Most economists expect a modest rise in interest rates by the middle of this year, according to the latest American Banker Yield & Rate Survey. More than half the economists queried said they expect the Federal Reserve to lift a key short-term rate, the federal funds rate, by a quarter point, to 5.5%, from 5.25% currently. "I'm anticipating a slight mid-course correction, probably at the Fed's May meeting," said Wayne M. Ayers, chief economist at First National Bank of Boston, the flagship unit of Bank of Boston Corp. While the move itself would not be dramatic, the effect on the financial markets could be vivid, he noted. Currently, investors seem to be anticipating no near-term action by the Fed. Mr. Ayers said he sensed that Fed Chairman Alan Greenspan and other governors of the central bank had begun sending subtle signals of a rate move. "The rhetoric from the Fed has been very interesting, and not much different in some ways from late 1993," he said.
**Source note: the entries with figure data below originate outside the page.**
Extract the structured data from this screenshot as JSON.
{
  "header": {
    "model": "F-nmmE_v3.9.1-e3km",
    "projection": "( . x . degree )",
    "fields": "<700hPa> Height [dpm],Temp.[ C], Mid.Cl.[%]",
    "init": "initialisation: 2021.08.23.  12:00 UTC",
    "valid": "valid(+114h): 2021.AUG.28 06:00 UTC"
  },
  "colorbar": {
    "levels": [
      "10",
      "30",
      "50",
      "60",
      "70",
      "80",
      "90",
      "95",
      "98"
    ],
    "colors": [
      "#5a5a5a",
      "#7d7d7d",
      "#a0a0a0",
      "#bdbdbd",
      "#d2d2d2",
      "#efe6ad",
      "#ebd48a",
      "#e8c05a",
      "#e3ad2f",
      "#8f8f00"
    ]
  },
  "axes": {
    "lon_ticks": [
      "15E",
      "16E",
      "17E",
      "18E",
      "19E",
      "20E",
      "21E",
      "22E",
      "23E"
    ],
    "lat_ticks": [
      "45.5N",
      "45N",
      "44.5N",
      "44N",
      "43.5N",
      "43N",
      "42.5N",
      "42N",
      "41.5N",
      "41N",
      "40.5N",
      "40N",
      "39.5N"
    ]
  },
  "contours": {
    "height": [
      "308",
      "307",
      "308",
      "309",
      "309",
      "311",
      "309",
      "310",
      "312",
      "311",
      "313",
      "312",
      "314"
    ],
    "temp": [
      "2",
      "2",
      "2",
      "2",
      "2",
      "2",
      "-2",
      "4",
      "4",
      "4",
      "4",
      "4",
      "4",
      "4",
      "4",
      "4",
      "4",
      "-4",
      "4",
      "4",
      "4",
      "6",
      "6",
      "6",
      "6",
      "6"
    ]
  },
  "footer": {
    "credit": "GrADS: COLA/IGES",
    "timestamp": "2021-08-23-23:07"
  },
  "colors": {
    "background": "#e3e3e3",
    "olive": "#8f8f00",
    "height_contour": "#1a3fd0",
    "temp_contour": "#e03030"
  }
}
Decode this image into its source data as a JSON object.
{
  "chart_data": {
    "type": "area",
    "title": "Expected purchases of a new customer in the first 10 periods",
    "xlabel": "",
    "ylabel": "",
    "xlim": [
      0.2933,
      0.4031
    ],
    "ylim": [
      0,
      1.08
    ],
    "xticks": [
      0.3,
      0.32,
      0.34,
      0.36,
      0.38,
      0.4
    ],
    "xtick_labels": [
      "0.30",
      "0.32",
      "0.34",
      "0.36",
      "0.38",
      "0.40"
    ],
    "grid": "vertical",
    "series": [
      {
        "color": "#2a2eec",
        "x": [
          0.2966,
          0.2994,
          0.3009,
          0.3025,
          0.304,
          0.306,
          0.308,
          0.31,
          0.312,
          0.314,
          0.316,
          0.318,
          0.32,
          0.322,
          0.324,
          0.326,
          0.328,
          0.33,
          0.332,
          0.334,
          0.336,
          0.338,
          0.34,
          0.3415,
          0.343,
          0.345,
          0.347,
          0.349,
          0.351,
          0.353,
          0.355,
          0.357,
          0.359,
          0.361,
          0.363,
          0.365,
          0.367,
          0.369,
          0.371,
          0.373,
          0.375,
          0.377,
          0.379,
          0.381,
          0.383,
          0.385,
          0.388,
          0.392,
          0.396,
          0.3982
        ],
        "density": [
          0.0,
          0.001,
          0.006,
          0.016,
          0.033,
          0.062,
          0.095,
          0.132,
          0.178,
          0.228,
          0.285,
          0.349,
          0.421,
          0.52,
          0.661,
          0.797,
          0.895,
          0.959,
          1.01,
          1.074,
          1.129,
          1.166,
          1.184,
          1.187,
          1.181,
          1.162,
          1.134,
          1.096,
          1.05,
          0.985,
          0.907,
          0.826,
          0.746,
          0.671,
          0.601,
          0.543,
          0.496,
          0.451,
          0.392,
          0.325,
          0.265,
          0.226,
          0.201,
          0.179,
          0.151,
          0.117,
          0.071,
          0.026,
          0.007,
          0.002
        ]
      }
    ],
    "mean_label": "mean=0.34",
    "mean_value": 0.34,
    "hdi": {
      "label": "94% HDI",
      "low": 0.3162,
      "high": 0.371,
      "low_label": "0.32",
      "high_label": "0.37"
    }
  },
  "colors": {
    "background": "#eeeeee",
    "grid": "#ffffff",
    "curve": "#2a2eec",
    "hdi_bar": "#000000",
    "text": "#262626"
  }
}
In early 1994, the Fed began raising rates, as it explained then, to hold off incipient inflation.

Mr. Ayers said he expects nothing close to the doubling of the federal funds rate that occurred in 1994-95. "I expect 50 basis points or so in two moves," he said. Also watching the Fed's words closely is Kenneth Mayland, chief economist at KeyCorp, Cleveland. "In the latest minutes of their (monetary policy) meetings, they speak of not needing to make an anticipatory move yet," he said. "The key words for me are 'anticipatory' and 'yet.' " Mr. Mayland, too, said he now expects a rate move at the May 20 meeting of the Federal Open Market Committee.

The panel next meets in March but probably will continue to wait for more data from the first quarter, he said. Some economists think the Fed will be much further along by midyear. William Dudley of Goldman, Sachs & Co. sees a 6% fed funds rate; Dana Johnson of First Chicago NBD Corp. expects 5.75%. A few others think the Fed will continue in a holding pattern unless serious new developments warrant action. "The Fed hasn't changed rates in a year, even though the economy has accelerated, slowed, accelerated again, and now appears poised for another slowdown," said Nicholas S. Perna, chief economist at Fleet Financial Group Inc., Boston. Meanwhile, "inflation has been remarkably steady," he noted, and recent votes among Fed policymakers to leave rates untouched have been unanimous.